- Born: Benjamin Emmanuel Ephson Jnr 17 October 1957 (age 68) Accra
- Education: Accra Academy; University of Ghana; University of Maryland;
- Occupation: Journalist
- Notable credits: Africa Magazine; West Africa; Daily Dispatch;
- Website: www.benephson.com

= Ben Ephson =

Ghanaian journalist

Benjamin Emmanuel Ephson (born 17 October 1957) is a Ghanaian journalist and pollster. Ephson is the Managing Editor of the Daily Dispatch newspaper.

==Early life and education==
Ben Ephson was born in Accra in 1957. He had his secondary education at the Accra Academy and obtained his law degree, LL.B (Hons) from the University of Ghana, Legon in 1981. He won a Ford Foundation Fellowship to study US Foreign Policy at the University of Maryland, College Park. His research paper was entitled 'The Impact of the Print Media on U.S. Foreign Policy Somalia as a case study'.

==Career==
Ben begun his professional career in journalism in 1974, whilst still a student at the Accra Academy. He started reporting for the London-based monthly Africa Magazine. His reports on torture and other forms of human right abuse for the Africa Magazine did not go unnoticed by the then military government in power at the time, the National Redemption Council. Aside the possibility of his arrest, the concern of school authorities realising he was leaving the boarding house without permission to attend press conferences and conduct interviews was another threat he faced. His imminent arrest occurred while a student at the Accra Academy as he recalled how surprised they were to find out the Ben Ephson they expected to see was a teenage school boy rather than a grown man. He spent five months in cell without any visitors. Ben continued to pursue journalism even after receiving his law degree from the University of Ghana in 1981, the year the Limann government was overthrown by the Armed Forces Revolutionary Council (AFRC). Around the period, he was reporting for the weekly West Africa (magazine). He was arrested once again, this time by the AFRC which had then evolved into Provisional National Defence Council (PNDC). At the time of his arrest, his wife was 8-months pregnant and he was released about 4 months after his son was born. He worked with the Africa Magazine from 1974 to 1984 and worked for the West Africa (magazine) from 1982 to 1996. He was the Ghanaian Correspondent for the British Broadcasting Corporation (BBC) between 1986 and 1996 and the Ghanaian Correspondent for the Agence France-Presse (AFP) from 1996 to 2006. He also hosted Ephson's File, a live radio talk show, on Radio Gold in the mid 1990s. He is currently the managing editor of the Daily Dispatch.

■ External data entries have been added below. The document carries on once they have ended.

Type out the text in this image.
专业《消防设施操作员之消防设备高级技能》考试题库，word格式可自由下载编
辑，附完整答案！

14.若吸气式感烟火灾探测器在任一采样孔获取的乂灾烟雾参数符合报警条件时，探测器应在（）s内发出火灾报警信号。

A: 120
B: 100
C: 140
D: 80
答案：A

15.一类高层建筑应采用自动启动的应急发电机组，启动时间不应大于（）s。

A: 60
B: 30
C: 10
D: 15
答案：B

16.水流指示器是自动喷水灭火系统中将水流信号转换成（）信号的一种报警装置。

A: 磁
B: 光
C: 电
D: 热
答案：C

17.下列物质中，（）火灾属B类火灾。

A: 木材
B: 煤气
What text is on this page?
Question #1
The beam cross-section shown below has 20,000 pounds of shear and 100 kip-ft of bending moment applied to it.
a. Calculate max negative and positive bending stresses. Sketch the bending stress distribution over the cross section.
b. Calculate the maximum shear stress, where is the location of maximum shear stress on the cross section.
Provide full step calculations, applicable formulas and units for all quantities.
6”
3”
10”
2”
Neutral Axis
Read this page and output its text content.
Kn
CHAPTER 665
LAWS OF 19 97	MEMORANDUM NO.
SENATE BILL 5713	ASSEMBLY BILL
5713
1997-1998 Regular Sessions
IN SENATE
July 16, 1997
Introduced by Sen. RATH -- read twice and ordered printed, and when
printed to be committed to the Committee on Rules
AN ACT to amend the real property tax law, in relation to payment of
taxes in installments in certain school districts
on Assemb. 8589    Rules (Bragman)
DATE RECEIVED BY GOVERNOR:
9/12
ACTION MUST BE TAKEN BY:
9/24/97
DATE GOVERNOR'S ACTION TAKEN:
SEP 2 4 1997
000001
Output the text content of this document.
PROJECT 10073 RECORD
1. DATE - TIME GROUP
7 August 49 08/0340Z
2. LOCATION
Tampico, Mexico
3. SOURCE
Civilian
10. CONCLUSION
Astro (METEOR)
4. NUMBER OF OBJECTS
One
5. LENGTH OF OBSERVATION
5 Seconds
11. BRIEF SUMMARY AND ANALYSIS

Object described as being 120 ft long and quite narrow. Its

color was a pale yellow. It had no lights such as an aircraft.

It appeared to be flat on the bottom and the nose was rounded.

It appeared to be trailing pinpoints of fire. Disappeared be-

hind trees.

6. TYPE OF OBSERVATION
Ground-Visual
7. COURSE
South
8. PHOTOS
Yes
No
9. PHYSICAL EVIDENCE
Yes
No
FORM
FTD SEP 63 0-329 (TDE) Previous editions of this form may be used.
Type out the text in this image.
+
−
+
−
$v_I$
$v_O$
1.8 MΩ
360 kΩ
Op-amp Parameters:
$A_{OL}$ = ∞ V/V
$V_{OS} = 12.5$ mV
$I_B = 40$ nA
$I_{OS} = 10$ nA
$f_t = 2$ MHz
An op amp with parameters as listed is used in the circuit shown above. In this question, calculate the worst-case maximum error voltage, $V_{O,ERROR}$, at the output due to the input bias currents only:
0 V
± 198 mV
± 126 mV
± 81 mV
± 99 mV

Ben is widely regarded as a credible pollster in Ghana. He has credited his polling abilities to the principles of the U.S. election research opinion polling which he had the opportunity to learn while studying at the University of Maryland. Many of his predictions with regards to the presidential elections have been correct or close and for this reason he is a sought after pollster in the country. However, prior to the 2016 general election which resulted in a victory for the National Patriotic Party (NPP) he predicted John Mahama's National Democratic Congress (NDC) to poll 52.4 percent of the votes and Nana Akufo-Addo's National Patriotic Party (NPP) to poll 45.9 percent of the votes.

==Awards==
- Award for 'Human Rights and Excellence' from the US-based National Association of Black Journalists (NABJ).
- Award for 'Commitment and Dedication' from the Ghana Journalists Association (GJA).